A nova versão de O Morro dos Ventos Uivantes reacende o interesse pelo romance gótico de O Morro dos Ventos Uivantes, escrito por Emily Brontë. Dirigido por Emerald Fennell, o filme opta por um recorte mais focado na história de amor central, deixando de lado parte da segunda metade do livro para entregar um desfecho mais emocional e simbólico.

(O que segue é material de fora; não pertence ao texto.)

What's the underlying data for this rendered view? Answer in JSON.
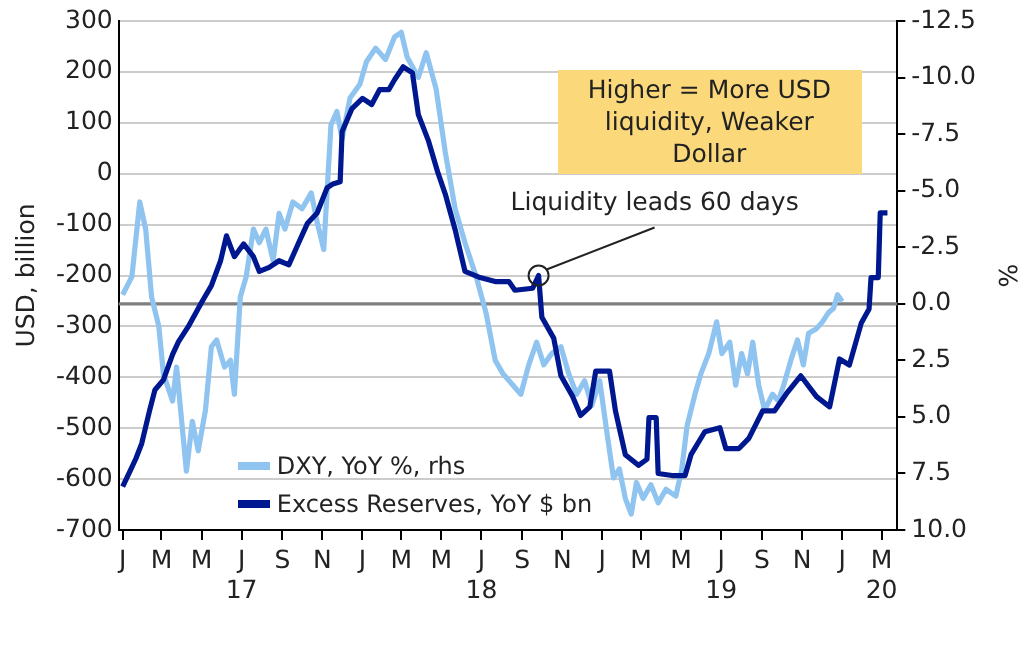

O romance impossível de Cathy e Heathcliff
A trama de O Morro dos Ventos Uivantes acompanha a intensa relação entre Catherine Earnshaw e Heathcliff, vividos por Margot Robbie e Jacob Elordi. Criados juntos na propriedade de Wuthering Heights, eles desenvolvem uma ligação profunda, mas escolhas sociais e pessoais os afastam. Cathy decide se casar com o vizinho rico Edgar Linton, buscando estabilidade, enquanto Heathcliff parte magoado.
Quando ele retorna anos depois, a paixão entre os dois ressurge, mesmo com Cathy já casada, desencadeando conflitos emocionais que afetam todos ao redor.
Gravidez, separação e tragédia
Um dos pontos centrais do final de O Morro dos Ventos Uivantes é a gravidez de Cathy. Apesar do caso com Heathcliff, o bebê é de Edgar, algo confirmado pela própria Cathy. A revelação amplia a distância entre os amantes. Paralelamente, Heathcliff se casa com Isabella, irmã de Edgar, intensificando ainda mais o clima de tensão.
Cathy entra em um estado depressivo profundo, agravado por problemas de saúde e um aborto espontâneo. Isolada, ela passa a maior parte do tempo reclusa, enquanto cartas enviadas por Heathcliff são destruídas pela governanta Nelly, que tenta impedir a reaproximação.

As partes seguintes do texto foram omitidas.